Toute sa vie, Savinien Petit aura cherché à placer la pureté au centre de son art inspiré par la dévotion. Le dessin constitue dans ses œuvres la fin bien plus que la couleur. Dans la lignée d’Orsel ou encore d’Amaury-Duval, l’artiste mérite bien cette reconnaissance longtemps absente, qu’il ne cherchât pourtant pas de son vivant. La découverte de ce modello, quelques années après la restauration des peintures de la cathédrale de Bordeaux, documente un peu plus ce grand repère dans sa carrière.
[Notes]
(1) S. Harent & F. Macé de Lépinay, Savinien Petit (1815-1878) - Le sentiment de la ligne. Août 2004. Art Lys Eds. p. 44
(2) J-P Vigneaud, Bordeaux : les peintures du XIXe siècle de la Cathédrale Saint-André réapparaissent. Décembre 2013, Sud-Ouest.
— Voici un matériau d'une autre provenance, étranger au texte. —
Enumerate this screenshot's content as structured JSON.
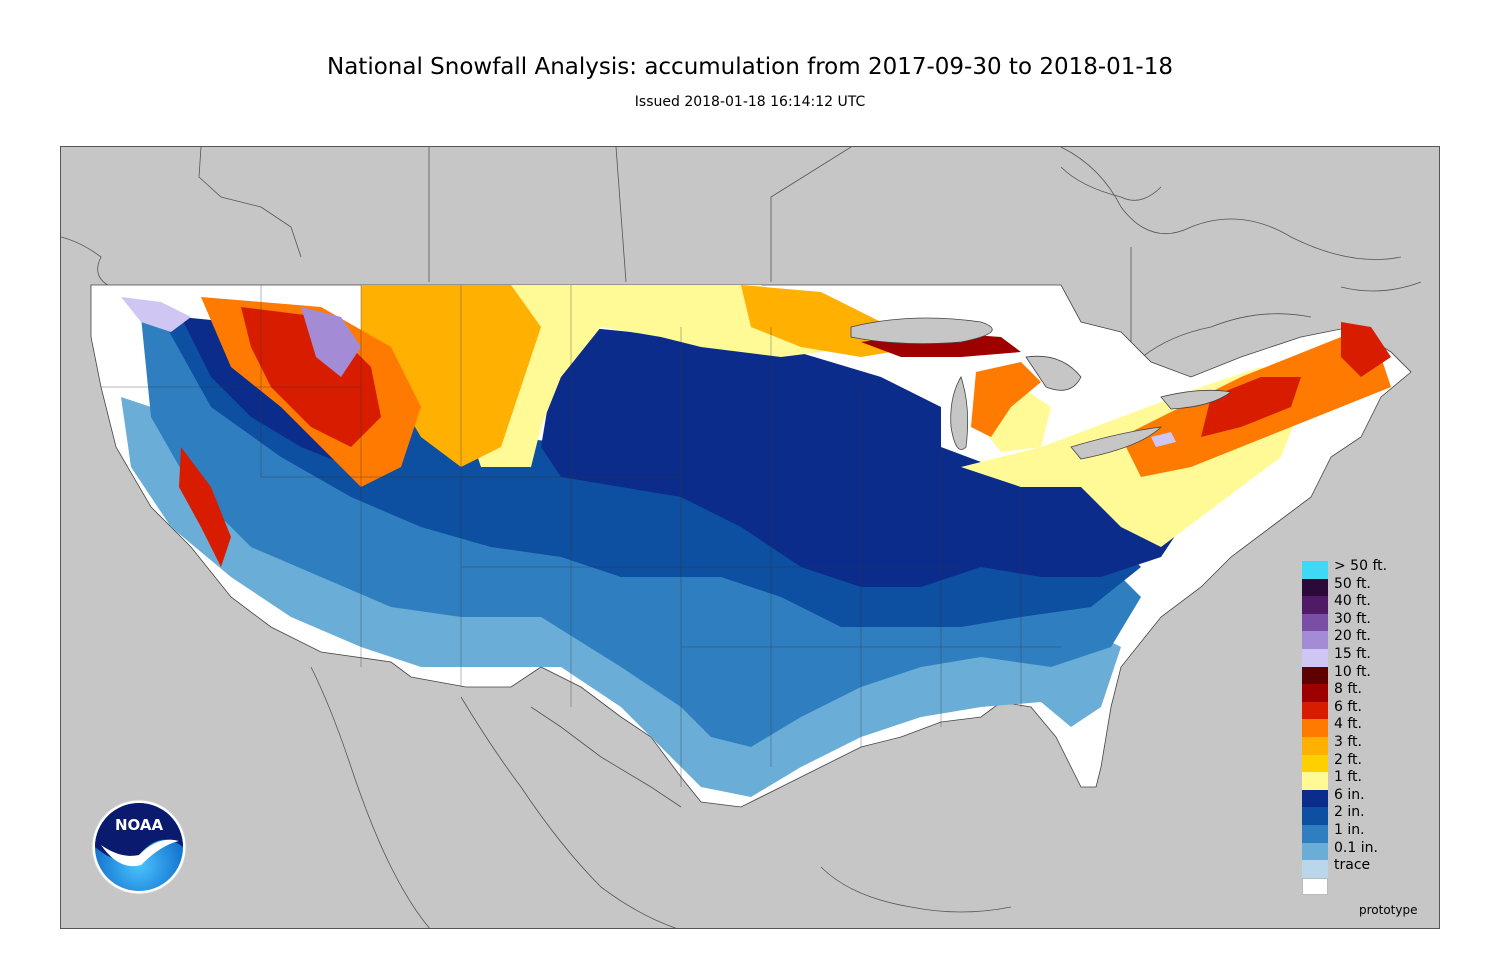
{
  "title": "National Snowfall Analysis: accumulation from 2017-09-30 to 2018-01-18",
  "subtitle": "Issued 2018-01-18 16:14:12 UTC",
  "map": {
    "background_color": "#c6c6c6",
    "land_outline_color": "#444444"
  },
  "legend": [
    {
      "label": "> 50 ft.",
      "color": "#3fd9f5"
    },
    {
      "label": "50 ft.",
      "color": "#2b0a3a"
    },
    {
      "label": "40 ft.",
      "color": "#4f1a66"
    },
    {
      "label": "30 ft.",
      "color": "#7b4ea6"
    },
    {
      "label": "20 ft.",
      "color": "#a38bd6"
    },
    {
      "label": "15 ft.",
      "color": "#cfc6f4"
    },
    {
      "label": "10 ft.",
      "color": "#5e0000"
    },
    {
      "label": "8 ft.",
      "color": "#9e0000"
    },
    {
      "label": "6 ft.",
      "color": "#d81c00"
    },
    {
      "label": "4 ft.",
      "color": "#ff7a00"
    },
    {
      "label": "3 ft.",
      "color": "#ffb000"
    },
    {
      "label": "2 ft.",
      "color": "#ffd000"
    },
    {
      "label": "1 ft.",
      "color": "#fffa96"
    },
    {
      "label": "6 in.",
      "color": "#0c2c8c"
    },
    {
      "label": "2 in.",
      "color": "#0d4fa0"
    },
    {
      "label": "1 in.",
      "color": "#2f7fc0"
    },
    {
      "label": "0.1 in.",
      "color": "#6aaed8"
    },
    {
      "label": "trace",
      "color": "#b9d6ea"
    }
  ],
  "logo_text": "NOAA",
  "prototype_label": "prototype"
}
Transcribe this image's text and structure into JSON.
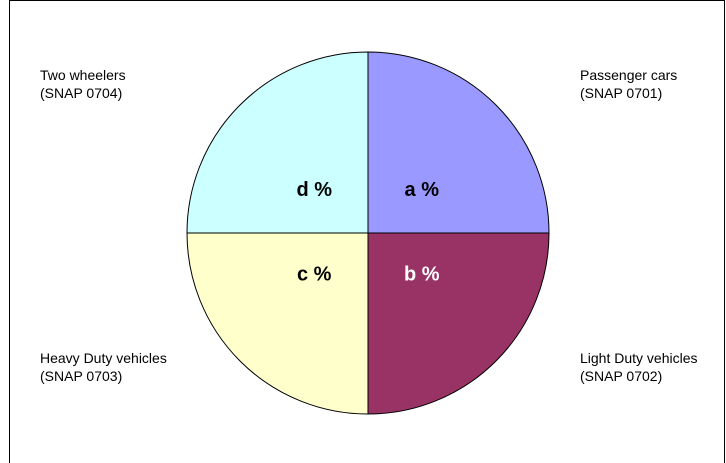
{
  "chart_data": {
    "type": "pie",
    "categories": [
      "Passenger cars\n(SNAP 0701)",
      "Light Duty vehicles\n(SNAP 0702)",
      "Heavy Duty vehicles\n(SNAP 0703)",
      "Two wheelers\n(SNAP 0704)"
    ],
    "values": [
      25,
      25,
      25,
      25
    ],
    "value_labels": [
      "a %",
      "b %",
      "c %",
      "d %"
    ],
    "colors": [
      "#9999ff",
      "#993366",
      "#ffffcc",
      "#ccffff"
    ],
    "label_colors": [
      "#000000",
      "#ffffff",
      "#000000",
      "#000000"
    ]
  }
}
Lien URL
(3) S. Harent & F. Macé de Lépinay, Savinien Petit (1815-1878) - Le sentiment de la ligne. Août 2004. Art Lys Eds. p. 12
(4) D. Rykner, La donation Foucart au Musée des Beaux-Arts de Rennes. 3 juin 2021, La Tribune de l'art. Lien URL
(5) P. Depelchin, Savinien Petit. 1878, Revue de l'art chrétien. p.438-453. Disponible en ligne, lien URL
(6) B. Foucart, Le Renouveau de la peinture religieuse en France, 1800-1860. 1987, Arthéna.
(7) F. Macé de Lépinay, Un "Nazaréen français" : Savinien Petit (1815-1878). 2003, Bulletin de la Société de l'Histoire de l'Art français. p.229-260
(8) S. Harent & F. Macé de Lépinay, Savinien Petit (1815-1878) - Le sentiment de la ligne. Août 2004. Art Lys Eds.
(9) P. Depelchin, Savinien Petit. 1878, Revue de l'art chrétien. p.446.
(10) L. Perret, Catacombes de Rome. 1851, Paris, Gilles et Baudry. 6 vol in-folio.
(11) P. Depelchin, Savinien Petit. 1878, Revue de l'art chrétien. p.443.
(12) F. Macé de Lépinay, Un "Nazaréen français" : Savinien Petit (1815-1878). 2003, Bulletin de la Société de l'Histoire de l'Art français.
(13) S. Harent & F. Macé de Lépinay, Savinien Petit (1815-1878) - Le sentiment de la ligne. Août 2004. Art Lys Eds. p.35
(14) Catalogue de la vente. Drouot, 2 mai 1878. Disponible à l'INHA.
[Bibliographie]
- P. Depelchin, Savinien Petit. 1878, Revue de l'art chrétien. p.438-453.
- B. Foucart, Le Renouveau de la peinture religieuse en France, 1800-1860. 1987, Arthéna.
- S. Harent & F. Macé de Lépinay, Savinien Petit (1815-1878) - Le sentiment de la ligne. Août 2004. Art Lys Eds
- F. Macé de Lépinay, Un "Nazaréen français" : Savinien Petit (1815-1878). 2003, Bulletin de la Société de l'Histoire de l'Art français. p.229-260
- L. Perret, Catacombes de Rome. 1851, Paris, Gilles et Baudry. 6 vol in-folio.
- G. Schurr & P. Cabanne, Les Petits Maîtres de la peinture, valeur de demain, 1820-1920. 1985, Paris, Les Éditions de l'Armateur.